Pouco tempo antes de morrer, Luís Roberto Soares observou que a esquerda funcionária se constituira em força política extremamente conservadora.

Esmiuçou o conjunto de idéias esclerosadas e esclerosantes que se baseia na fé estatólatra e no puído nacionalismo da turma de Requião para demonstrar o seu caráter conservador.

Concluiu que a esquerda acompanhante de Requião há muito abandonou qualquer idéia transformadora. Integrou-se a horda de burocratas e passou a venerar o poder do Estado que pretende preservar em toda a sua extensão e glória.

Ou seja, essa gente tem a firme disposição de não mudar absolutamente nada que possa afetar o que recebe em benesses, prebendas e sinecuras. Daí a resistência à redução da máquina e sua preferência pelos programas anacrônicos que não ajudam a modificar os padrões sociais de comportamento.

Em vez de revolução, assistencialismo para ampliar a base eleitoral e garantir mais um período no poder. Tudo sob o glacê de um proselitismo chinfrim eivado de patriotada.

O grave é que esse tipo de conservadorismo costuma atrair pessoas de poucas luzes, dizia o Coski, fazendo a mesma ressalva de John Stuart Mill há cento e oitenta anos.

“Eu nunca quis dizer que os conservadores sejam geralmente burros.
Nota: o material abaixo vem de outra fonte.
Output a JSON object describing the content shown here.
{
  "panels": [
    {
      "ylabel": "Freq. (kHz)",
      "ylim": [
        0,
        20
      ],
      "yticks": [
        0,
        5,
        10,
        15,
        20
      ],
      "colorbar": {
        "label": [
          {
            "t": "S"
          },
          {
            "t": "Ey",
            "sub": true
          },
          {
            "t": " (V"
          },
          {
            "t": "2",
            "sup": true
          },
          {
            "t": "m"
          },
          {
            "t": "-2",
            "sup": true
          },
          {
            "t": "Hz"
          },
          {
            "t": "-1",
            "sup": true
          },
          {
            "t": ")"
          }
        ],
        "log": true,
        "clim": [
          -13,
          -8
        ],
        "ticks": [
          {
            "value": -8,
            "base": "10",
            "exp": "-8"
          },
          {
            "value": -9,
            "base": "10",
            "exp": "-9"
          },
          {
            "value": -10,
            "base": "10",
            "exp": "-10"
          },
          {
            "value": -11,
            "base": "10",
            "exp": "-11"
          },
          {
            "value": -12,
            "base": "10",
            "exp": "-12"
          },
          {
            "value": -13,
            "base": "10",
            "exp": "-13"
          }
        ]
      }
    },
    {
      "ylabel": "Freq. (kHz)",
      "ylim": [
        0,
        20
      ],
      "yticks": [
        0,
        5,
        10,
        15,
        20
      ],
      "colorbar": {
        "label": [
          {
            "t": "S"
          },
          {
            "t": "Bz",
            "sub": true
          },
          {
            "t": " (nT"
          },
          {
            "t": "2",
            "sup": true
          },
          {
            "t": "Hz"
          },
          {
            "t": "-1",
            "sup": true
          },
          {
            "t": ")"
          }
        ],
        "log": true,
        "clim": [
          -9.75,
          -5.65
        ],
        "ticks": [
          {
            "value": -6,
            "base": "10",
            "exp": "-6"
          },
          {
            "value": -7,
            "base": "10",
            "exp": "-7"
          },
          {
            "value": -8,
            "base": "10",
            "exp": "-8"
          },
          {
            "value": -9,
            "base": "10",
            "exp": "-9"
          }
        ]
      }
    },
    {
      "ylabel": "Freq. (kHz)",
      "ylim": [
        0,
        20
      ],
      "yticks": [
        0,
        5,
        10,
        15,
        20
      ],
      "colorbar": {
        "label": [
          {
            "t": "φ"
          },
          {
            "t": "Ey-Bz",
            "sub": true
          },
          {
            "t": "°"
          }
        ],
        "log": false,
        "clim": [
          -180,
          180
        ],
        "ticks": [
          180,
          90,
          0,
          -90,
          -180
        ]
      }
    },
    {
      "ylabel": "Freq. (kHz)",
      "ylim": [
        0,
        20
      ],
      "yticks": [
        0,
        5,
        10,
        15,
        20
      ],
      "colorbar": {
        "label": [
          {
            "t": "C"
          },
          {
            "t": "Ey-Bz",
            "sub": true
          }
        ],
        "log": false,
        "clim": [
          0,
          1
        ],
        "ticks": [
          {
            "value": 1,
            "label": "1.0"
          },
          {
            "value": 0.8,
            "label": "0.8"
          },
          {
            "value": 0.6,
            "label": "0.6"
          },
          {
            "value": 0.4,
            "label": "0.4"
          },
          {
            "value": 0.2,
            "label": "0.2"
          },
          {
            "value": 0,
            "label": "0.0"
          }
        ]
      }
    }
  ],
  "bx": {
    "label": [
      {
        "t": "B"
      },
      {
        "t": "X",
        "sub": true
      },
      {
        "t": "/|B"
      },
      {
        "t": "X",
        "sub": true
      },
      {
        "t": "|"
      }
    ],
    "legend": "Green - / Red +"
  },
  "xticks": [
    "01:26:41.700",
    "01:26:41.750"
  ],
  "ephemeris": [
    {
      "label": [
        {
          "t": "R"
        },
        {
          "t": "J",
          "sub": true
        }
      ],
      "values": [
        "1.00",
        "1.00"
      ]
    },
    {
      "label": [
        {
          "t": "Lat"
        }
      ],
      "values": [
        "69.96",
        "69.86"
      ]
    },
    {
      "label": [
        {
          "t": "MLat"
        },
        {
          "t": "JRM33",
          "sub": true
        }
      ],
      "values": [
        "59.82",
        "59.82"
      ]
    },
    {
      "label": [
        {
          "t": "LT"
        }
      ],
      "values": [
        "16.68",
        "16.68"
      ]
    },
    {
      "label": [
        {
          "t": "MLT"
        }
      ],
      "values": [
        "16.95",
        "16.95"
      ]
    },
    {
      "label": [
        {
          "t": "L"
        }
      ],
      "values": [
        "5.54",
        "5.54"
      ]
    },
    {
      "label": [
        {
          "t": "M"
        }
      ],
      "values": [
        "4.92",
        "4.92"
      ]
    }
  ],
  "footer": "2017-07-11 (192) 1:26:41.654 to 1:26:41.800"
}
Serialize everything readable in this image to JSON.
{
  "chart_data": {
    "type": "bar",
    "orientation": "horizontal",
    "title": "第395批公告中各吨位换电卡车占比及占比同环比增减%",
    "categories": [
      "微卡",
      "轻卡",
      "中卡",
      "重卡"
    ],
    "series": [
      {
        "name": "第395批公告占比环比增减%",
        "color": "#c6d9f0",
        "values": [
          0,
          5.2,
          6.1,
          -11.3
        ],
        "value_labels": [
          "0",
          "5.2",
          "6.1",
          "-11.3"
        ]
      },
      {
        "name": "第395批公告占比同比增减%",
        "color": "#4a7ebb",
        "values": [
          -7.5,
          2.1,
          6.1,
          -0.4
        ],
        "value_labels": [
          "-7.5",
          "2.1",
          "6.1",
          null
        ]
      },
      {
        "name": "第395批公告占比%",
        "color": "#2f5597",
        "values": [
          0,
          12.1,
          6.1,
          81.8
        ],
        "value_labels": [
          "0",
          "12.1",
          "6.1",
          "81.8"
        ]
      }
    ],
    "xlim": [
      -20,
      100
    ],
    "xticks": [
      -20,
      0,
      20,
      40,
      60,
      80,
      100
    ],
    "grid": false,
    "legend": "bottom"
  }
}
O que eu quis dizer é que as pessoas burras são geralmente conservadoras. Esse fato me parece tão óbvio e tão universalmente aceito que não posso imaginar quem tenha neurônios que o negue.”

Acreditava Mill que um grupo conservador tende naturalmente a atrair para si a maior parte das reservas de burrice da comunidade, o que o torna quase sempre solidamente estúpido, mas também poderoso. Nada definiria melhor a tigrada que segue Requião e governa o Paraná.